Death Cab For Cutie has undergone an impressive 18-year career that has produced eight studio albums, including their latest, Kintsugi. At this point in any band’s career it would be all too easy to retire, especially with the band knowing of the departure of guitarist/producer Chris Walla that would occur post-Kintsugi. Luckily for fans of the Seattle indie rock outfit, the trying time produced one of Death Cab For Cutie’s finest efforts to date.

Lyrically Kintsugi returns to the deeply poetic writing scheme that was lacking at times in the band’s previous LP, Codes and Keys. “Little Wanderer” highlights this skill, as Gibbard sings from the perspective of his loved ones, always awaiting his return. The thought-provoking metaphors come in full swing with the hard-hitting “The Ghosts of Beverly Drive,” where Gibbard likens his recovery from his divorce to a car crash that has left him diminished and vulnerable.

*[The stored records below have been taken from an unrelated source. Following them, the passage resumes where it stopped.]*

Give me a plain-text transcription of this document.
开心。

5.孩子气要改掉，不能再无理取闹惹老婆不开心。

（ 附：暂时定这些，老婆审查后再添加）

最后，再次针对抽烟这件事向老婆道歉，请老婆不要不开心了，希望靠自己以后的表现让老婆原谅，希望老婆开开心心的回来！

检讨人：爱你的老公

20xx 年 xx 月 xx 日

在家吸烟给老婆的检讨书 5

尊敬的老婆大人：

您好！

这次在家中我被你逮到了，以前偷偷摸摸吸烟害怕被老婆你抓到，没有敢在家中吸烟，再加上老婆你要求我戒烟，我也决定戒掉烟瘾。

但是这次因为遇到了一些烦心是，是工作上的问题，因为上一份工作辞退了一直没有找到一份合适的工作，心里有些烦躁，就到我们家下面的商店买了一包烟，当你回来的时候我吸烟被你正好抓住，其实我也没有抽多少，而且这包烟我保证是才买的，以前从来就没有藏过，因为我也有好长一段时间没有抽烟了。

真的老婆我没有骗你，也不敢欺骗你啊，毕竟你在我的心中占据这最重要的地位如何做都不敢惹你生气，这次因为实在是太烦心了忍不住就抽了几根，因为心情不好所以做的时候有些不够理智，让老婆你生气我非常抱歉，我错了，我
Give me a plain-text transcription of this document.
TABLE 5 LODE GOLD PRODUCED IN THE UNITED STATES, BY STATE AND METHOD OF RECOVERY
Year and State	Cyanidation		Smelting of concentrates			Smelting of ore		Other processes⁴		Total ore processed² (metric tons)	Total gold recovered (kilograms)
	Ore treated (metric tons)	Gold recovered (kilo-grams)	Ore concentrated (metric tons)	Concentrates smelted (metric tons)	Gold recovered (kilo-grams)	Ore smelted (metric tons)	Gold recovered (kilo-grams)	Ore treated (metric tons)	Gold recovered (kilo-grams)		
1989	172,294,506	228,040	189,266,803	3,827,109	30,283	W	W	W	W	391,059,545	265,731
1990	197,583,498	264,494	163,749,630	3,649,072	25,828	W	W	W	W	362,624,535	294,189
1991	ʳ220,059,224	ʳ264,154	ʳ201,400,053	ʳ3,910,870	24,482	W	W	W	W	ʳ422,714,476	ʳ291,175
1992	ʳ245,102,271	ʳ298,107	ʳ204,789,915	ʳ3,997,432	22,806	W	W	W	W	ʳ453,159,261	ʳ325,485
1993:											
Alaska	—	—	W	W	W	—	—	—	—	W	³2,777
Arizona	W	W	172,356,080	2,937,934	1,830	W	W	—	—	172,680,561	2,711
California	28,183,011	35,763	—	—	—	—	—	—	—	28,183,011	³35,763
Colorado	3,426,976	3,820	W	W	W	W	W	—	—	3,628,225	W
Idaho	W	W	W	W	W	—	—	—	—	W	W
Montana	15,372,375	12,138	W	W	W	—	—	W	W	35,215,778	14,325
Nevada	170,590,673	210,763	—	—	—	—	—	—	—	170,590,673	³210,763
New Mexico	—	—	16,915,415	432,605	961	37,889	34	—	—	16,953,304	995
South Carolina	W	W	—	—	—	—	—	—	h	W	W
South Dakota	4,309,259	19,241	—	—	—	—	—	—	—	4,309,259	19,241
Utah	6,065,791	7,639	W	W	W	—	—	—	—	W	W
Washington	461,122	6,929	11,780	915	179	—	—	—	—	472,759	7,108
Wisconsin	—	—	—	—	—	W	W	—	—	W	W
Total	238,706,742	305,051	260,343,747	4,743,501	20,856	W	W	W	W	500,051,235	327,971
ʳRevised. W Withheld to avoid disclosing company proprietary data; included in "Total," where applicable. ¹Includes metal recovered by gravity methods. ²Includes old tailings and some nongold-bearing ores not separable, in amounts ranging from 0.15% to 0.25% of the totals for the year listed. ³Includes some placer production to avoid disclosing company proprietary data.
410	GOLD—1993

          If only you’d have known me before the accident

          For with that grand collision came a grave consequence

          Receptors overloaded, they burst and disconnect

          ‘Til there was little feeling please work with what is left

Musically, Kintsugi manages to feel very familiar while never leaving the listener bored with rehashed material as one might expect after an 18-year stint. The band experiments with synthesizers and updated guitar tones, making it safe to say that listeners have never heard anything of the likes of “No Room In Frame,” “Everything’s a Ceiling,” or “Good Help (Is Hard To Find)” from Death Cab For Cutie. Yet, these tracks manage to feel right at home in the band’s catalog. Other times, Kintsugi subtly alludes to older work with acoustic cuts “Hold No Guns” and “You’ve Haunted Me All My Life.” Although the two acoustic tracks may draw on a little long for newer fans, the album presents a cohesive and strong set of songs that should give fans from the We Have the Facts… era to the Codes and Keys era something to hold on to.

Overall, Kintsugi’s honest and fresh qualities make it one of Death Cab For Cutie’s best, giving the trio much promise as they move forward.